Can You Hear the World Sing?
December 9, 2025
Writer: Ana R. Zarate
Editor: Katherine Zubiaur
When I was younger I wrote a song to perform for my parents. Something about pretty flowers, the sun coming down harsh in the summer, and whatever else a four-year-old cares about. A few months ago I went to a Songwriters’ Open Mic, a little routine I had fallen into over the summer. The first performer was around my age, she played the piano and sang about relationships that weren’t meant to be, but that she held onto to avoid solitude. The second performer played his guitar and sang about never being kissed, about growing up shy and unwilling to show himself. The third performer sang about the first time she met her partner and they sat under a starry night holding hands. The next three performers were older, they leaned more towards songs about their children, pets, and life experiences. And it made me wonder why we give so much importance to romantic love at this age. As one grows older, does the capacity of love extend to other things? Does one give up on the idea of love as a whole?

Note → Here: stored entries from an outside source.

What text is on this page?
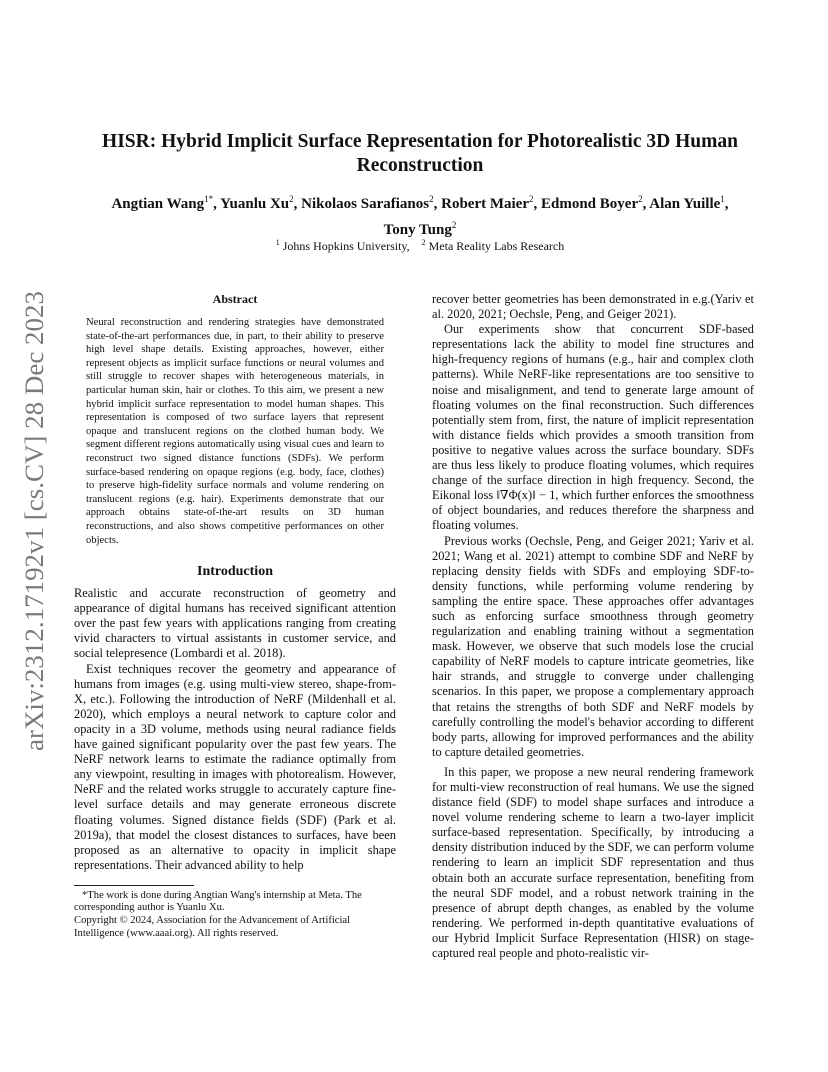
arXiv:2312.17192v1 [cs.CV] 28 Dec 2023
HISR: Hybrid Implicit Surface Representation for Photorealistic 3D Human
Reconstruction
Angtian Wang$^{1*}$, Yuanlu Xu$^2$, Nikolaos Sarafianos$^2$, Robert Maier$^2$, Edmond Boyer$^2$, Alan Yuille$^1$,
Tony Tung$^2$
$^1$ Johns Hopkins University, $^2$ Meta Reality Labs Research
Abstract

Neural reconstruction and rendering strategies have demonstrated state-of-the-art performances due, in part, to their ability to preserve high level shape details. Existing approaches, however, either represent objects as implicit surface functions or neural volumes and still struggle to recover shapes with heterogeneous materials, in particular human skin, hair or clothes. To this aim, we present a new hybrid implicit surface representation to model human shapes. This representation is composed of two surface layers that represent opaque and translucent regions on the clothed human body. We segment different regions automatically using visual cues and learn to reconstruct two signed distance functions (SDFs). We perform surface-based rendering on opaque regions (e.g. body, face, clothes) to preserve high-fidelity surface normals and volume rendering on translucent regions (e.g. hair). Experiments demonstrate that our approach obtains state-of-the-art results on 3D human reconstructions, and also shows competitive performances on other objects.

Introduction

Realistic and accurate reconstruction of geometry and appearance of digital humans has received significant attention over the past few years with applications ranging from creating vivid characters to virtual assistants in customer service, and social telepresence (Lombardi et al. 2018).

Exist techniques recover the geometry and appearance of humans from images (e.g. using multi-view stereo, shape-from-X, etc.). Following the introduction of NeRF (Mildenhall et al. 2020), which employs a neural network to capture color and opacity in a 3D volume, methods using neural radiance fields have gained significant popularity over the past few years. The NeRF network learns to estimate the radiance optimally from any viewpoint, resulting in images with photorealism. However, NeRF and the related works struggle to accurately capture fine-level surface details and may generate erroneous discrete floating volumes. Signed distance fields (SDF) (Park et al. 2019a), that model the closest distances to surfaces, have been proposed as an alternative to opacity in implicit shape representations. Their advanced ability to help

*The work is done during Angtian Wang's internship at Meta. The corresponding author is Yuanlu Xu.

Copyright © 2024, Association for the Advancement of Artificial Intelligence (www.aaai.org). All rights reserved.

recover better geometries has been demonstrated in e.g.(Yariv et al. 2020, 2021; Oechsle, Peng, and Geiger 2021).

Our experiments show that concurrent SDF-based representations lack the ability to model fine structures and high-frequency regions of humans (e.g., hair and complex cloth patterns). While NeRF-like representations are too sensitive to noise and misalignment, and tend to generate large amount of floating volumes on the final reconstruction. Such differences potentially stem from, first, the nature of implicit representation with distance fields which provides a smooth transition from positive to negative values across the surface boundary. SDFs are thus less likely to produce floating volumes, which requires change of the surface direction in high frequency. Second, the Eikonal loss ‖∇Φ(x)‖ − 1, which further enforces the smoothness of object boundaries, and reduces therefore the sharpness and floating volumes.

Previous works (Oechsle, Peng, and Geiger 2021; Yariv et al. 2021; Wang et al. 2021) attempt to combine SDF and NeRF by replacing density fields with SDFs and employing SDF-to-density functions, while performing volume rendering by sampling the entire space. These approaches offer advantages such as enforcing surface smoothness through geometry regularization and enabling training without a segmentation mask. However, we observe that such models lose the crucial capability of NeRF models to capture intricate geometries, like hair strands, and struggle to converge under challenging scenarios. In this paper, we propose a complementary approach that retains the strengths of both SDF and NeRF models by carefully controlling the model's behavior according to different body parts, allowing for improved performances and the ability to capture detailed geometries.

In this paper, we propose a new neural rendering framework for multi-view reconstruction of real humans. We use the signed distance field (SDF) to model shape surfaces and introduce a novel volume rendering scheme to learn a two-layer implicit surface-based representation. Specifically, by introducing a density distribution induced by the SDF, we can perform volume rendering to learn an implicit SDF representation and thus obtain both an accurate surface representation, benefiting from the neural SDF model, and a robust network training in the presence of abrupt depth changes, as enabled by the volume rendering. We performed in-depth quantitative evaluations of our Hybrid Implicit Surface Representation (HISR) on stage-captured real people and photo-realistic vir-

It’s not to say that romantic love is not important at all; it’s one of the most beautiful, yet hardest things life has to offer. I believe most of the songwriters would agree that their songs about children and family wouldn’t have been possible if not born from a romantic relationship. However, I believe that society, especially in youth, centers much of its identity around dating and relationships. As people age, however, love disperses into more directions. This expansion does not negate romance, it reframes it as one among many expressions of care. Older songwriters, having lived through more iterations of love’s arrival and departure, seem to gravitate toward forms of love that endure beyond passion.

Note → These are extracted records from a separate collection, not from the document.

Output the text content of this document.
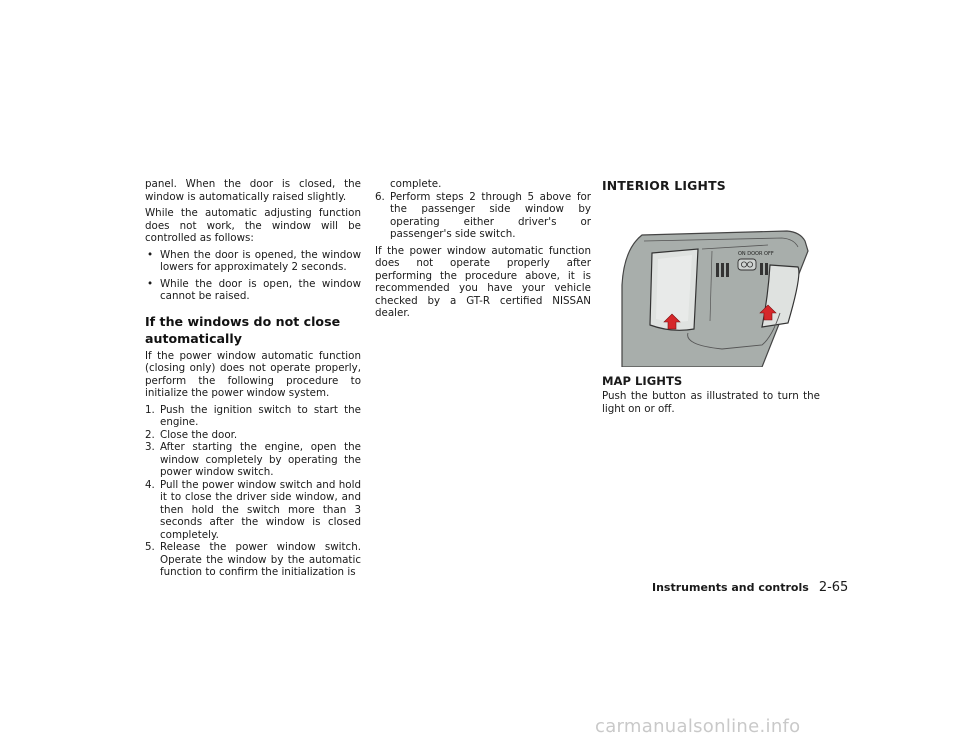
panel. When the door is closed, the window is automatically raised slightly.

While the automatic adjusting function does not work, the window will be controlled as follows:

• When the door is opened, the window lowers for approximately 2 seconds.
• While the door is open, the window cannot be raised.
If the windows do not close automatically

If the power window automatic function (closing only) does not operate properly, perform the following procedure to initialize the power window system.

1. Push the ignition switch to start the engine.
2. Close the door.
3. After starting the engine, open the window completely by operating the power window switch.
4. Pull the power window switch and hold it to close the driver side window, and then hold the switch more than 3 seconds after the window is closed completely.
5. Release the power window switch. Operate the window by the automatic function to confirm the initialization is
complete.
6. Perform steps 2 through 5 above for the passenger side window by operating either driver's or passenger's side switch.

If the power window automatic function does not operate properly after performing the procedure above, it is recommended you have your vehicle checked by a GT-R certified NISSAN dealer.

INTERIOR LIGHTS
ON DOOR OFF
MAP LIGHTS

Push the button as illustrated to turn the light on or off.

Instruments and controls 2-65
carmanualsonline.info
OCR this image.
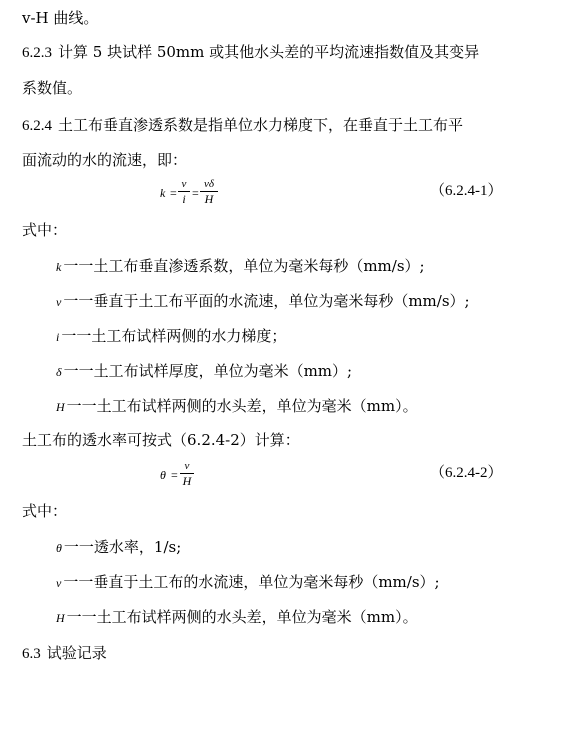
v-H 曲线。
6.2.3 计算 5 块试样 50mm 或其他水头差的平均流速指数值及其变异
系数值。
6.2.4 土工布垂直渗透系数是指单位水力梯度下，在垂直于土工布平
面流动的水的流速，即：
k =
v
i =
vδ
H	（6.2.4-1）
式中：
k 一一土工布垂直渗透系数，单位为毫米每秒（mm/s）;
v 一一垂直于土工布平面的水流速，单位为毫米每秒（mm/s）;
i 一一土工布试样两侧的水力梯度；
δ 一一土工布试样厚度，单位为毫米（mm）;
H 一一土工布试样两侧的水头差，单位为毫米（mm）。
土工布的透水率可按式（6.2.4-2）计算：
θ =
v
H	（6.2.4-2）
式中：
θ 一一透水率，1/s;
v 一一垂直于土工布的水流速，单位为毫米每秒（mm/s）;
H 一一土工布试样两侧的水头差，单位为毫米（mm）。
6.3 试验记录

Just as a childhood song reflects the concerns of a four-year-old, these performers’ songs reflect the concerns of their ages. Romantic love may dominate youth not because it is inherently superior but because it is the love that tests one’s early sense of agency, vulnerability, and worth. With time, other loves emerge to challenge or accompany it. If anything, these performances urged me to reconsider where we look for love, and where we overlook it. Romantic love is important, but it is not the sole measure of a full life. There is love in the world simply continuing around us, offering it freely to anyone patient enough to notice. To embrace love fully, then, is not only to seek it in other people but to let it meet us everywhere. It can live in the simplest forms of being alive: in a starlit midnight sky, in a bird chirping on a cold morning, in the feeling that everything is singing if we only listen closely enough.
To be human is to seek connection in many forms. So let yourself long, let yourself hope, but also let yourself look up, look around, and find the countless places where love is already waiting for you.